At the conclusion of the 10-year lease, the appellant landlord exercised its right of re-entry. In support of its contention that it is entitled to possession, the petitioner did not dispute that the term of the lease had expired and had not been renewed, nor did it dispute that it was in default making certain payments pursuant to the lease. Rather, the petitioner contended that it was entitled to be restored to possession because its ouster was forcible.

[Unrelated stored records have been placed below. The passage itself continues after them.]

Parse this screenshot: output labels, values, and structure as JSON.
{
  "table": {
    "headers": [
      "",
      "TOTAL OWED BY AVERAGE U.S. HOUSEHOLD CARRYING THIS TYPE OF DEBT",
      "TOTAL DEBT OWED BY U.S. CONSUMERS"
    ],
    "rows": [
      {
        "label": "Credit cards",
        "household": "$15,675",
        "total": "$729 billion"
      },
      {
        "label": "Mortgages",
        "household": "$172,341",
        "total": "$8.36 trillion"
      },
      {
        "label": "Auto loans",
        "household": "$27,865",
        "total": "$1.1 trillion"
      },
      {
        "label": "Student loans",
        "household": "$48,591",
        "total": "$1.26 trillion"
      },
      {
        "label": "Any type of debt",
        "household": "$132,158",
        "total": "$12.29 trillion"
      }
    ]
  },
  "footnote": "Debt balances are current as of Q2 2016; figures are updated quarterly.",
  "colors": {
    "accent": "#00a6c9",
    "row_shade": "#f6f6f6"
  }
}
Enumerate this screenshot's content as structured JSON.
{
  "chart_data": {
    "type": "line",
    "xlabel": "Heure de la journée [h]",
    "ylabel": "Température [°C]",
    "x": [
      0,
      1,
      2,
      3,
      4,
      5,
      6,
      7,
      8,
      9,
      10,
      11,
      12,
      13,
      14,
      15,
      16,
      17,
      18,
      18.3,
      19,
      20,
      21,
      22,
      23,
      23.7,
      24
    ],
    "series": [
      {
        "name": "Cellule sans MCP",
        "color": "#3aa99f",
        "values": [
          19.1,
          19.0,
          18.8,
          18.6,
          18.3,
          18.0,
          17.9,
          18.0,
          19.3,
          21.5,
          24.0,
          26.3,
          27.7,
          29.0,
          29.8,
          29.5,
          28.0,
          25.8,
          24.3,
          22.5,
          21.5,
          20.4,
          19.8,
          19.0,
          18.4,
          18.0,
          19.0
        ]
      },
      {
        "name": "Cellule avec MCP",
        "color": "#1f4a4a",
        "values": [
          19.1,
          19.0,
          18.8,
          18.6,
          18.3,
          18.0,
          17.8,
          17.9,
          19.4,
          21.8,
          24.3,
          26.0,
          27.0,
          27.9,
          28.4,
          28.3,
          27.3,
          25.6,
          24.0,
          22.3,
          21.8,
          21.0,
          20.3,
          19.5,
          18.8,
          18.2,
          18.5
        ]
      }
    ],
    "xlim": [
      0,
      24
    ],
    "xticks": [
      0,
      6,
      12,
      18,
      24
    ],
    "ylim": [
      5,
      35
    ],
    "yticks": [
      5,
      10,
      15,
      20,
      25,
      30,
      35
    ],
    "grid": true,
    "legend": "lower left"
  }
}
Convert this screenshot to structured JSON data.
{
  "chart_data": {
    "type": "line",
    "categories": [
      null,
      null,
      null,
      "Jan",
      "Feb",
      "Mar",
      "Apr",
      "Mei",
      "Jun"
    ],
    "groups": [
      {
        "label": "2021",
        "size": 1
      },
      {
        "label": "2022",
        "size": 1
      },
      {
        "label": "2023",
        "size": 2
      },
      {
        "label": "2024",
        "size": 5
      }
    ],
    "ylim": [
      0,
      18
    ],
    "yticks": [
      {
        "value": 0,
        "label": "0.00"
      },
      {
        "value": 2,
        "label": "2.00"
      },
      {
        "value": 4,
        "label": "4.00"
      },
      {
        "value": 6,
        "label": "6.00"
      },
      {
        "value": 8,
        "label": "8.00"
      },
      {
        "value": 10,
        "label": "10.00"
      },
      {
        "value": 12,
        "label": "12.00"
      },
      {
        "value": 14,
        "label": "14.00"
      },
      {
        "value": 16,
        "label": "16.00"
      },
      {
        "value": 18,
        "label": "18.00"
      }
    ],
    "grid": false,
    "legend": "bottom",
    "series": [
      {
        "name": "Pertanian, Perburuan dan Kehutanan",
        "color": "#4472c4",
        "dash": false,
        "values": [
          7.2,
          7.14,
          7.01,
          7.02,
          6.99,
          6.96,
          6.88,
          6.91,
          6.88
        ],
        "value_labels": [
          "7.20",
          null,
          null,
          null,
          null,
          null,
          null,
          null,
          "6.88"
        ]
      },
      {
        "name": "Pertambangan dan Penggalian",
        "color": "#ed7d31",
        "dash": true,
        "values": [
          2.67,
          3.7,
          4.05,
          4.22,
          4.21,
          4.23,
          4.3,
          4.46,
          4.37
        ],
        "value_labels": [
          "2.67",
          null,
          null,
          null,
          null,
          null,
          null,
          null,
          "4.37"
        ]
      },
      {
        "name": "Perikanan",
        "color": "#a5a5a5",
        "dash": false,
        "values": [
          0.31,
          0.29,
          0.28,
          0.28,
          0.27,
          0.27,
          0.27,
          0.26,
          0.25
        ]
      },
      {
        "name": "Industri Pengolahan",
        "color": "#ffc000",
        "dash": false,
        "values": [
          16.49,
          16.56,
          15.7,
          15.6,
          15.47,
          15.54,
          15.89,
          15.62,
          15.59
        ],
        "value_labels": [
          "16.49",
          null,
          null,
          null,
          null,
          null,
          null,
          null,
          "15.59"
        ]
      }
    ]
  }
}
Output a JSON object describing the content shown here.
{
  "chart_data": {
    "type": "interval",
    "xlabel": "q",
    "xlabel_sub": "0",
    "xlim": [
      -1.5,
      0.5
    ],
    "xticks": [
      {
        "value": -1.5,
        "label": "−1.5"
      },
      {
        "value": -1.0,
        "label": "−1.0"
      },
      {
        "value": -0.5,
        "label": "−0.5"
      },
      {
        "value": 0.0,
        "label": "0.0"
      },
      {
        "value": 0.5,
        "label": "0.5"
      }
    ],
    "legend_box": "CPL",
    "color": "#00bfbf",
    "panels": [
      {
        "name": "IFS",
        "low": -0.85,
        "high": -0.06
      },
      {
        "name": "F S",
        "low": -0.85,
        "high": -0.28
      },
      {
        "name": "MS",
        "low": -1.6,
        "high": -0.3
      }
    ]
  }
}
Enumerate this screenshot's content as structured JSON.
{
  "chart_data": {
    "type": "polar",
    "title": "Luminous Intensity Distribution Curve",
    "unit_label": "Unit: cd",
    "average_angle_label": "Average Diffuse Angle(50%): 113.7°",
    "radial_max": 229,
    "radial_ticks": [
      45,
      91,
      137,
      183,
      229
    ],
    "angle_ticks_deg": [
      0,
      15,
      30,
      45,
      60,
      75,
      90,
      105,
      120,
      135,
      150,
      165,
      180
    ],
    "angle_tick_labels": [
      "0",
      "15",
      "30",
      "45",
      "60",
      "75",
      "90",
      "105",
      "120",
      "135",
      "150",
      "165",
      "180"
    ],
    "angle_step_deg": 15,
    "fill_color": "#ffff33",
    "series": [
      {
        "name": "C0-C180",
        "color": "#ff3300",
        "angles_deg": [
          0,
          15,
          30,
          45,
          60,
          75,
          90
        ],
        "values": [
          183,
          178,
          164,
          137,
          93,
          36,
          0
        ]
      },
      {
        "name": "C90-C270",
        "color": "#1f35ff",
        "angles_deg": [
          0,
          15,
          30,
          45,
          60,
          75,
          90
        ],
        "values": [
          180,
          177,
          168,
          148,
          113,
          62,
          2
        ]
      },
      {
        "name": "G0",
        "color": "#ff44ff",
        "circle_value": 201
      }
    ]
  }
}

On this record, there is an issue of fact as to whether the ouster of the petitioner was peaceable or forcible ( see, Lori-Kay Golf v. Lassner, 93 A.D.2d 857, 461 N.Y.S.2d 358, revd. on other grounds 61 N.Y.2d 722, 472 N.Y.S.2d 612, 460 N.E.2d 1097). However, it is clear from this record that restoring the petitioner to possession would be futile, because the appellants would prevail in a summary proceeding to evict the petitioner ( see, Wagman v. Smith, 161 A.D.2d 704, 555 N.Y.S.2d 839; Friends of Yelverton v. 163rd St. Improvement Council, 135 Misc.2d 275, 514 N.Y.S.2d 841; Yates v. Kaplan, 75 Misc.2d 259, 347 N.Y.S.2d 543; Bressler v. Amsterdam Operating Corp., 194 Misc. 76, 86 N.Y.S.2d 250). The petitioner, if it be so advised, may move in the Civil Court to assert a claim to recover damages for forcible re-entry. In the event the application is granted and the petitioner prevails on its claim that the re-entry was forcible its relief, if any, would be limited to damages ( see, RPAPL 853).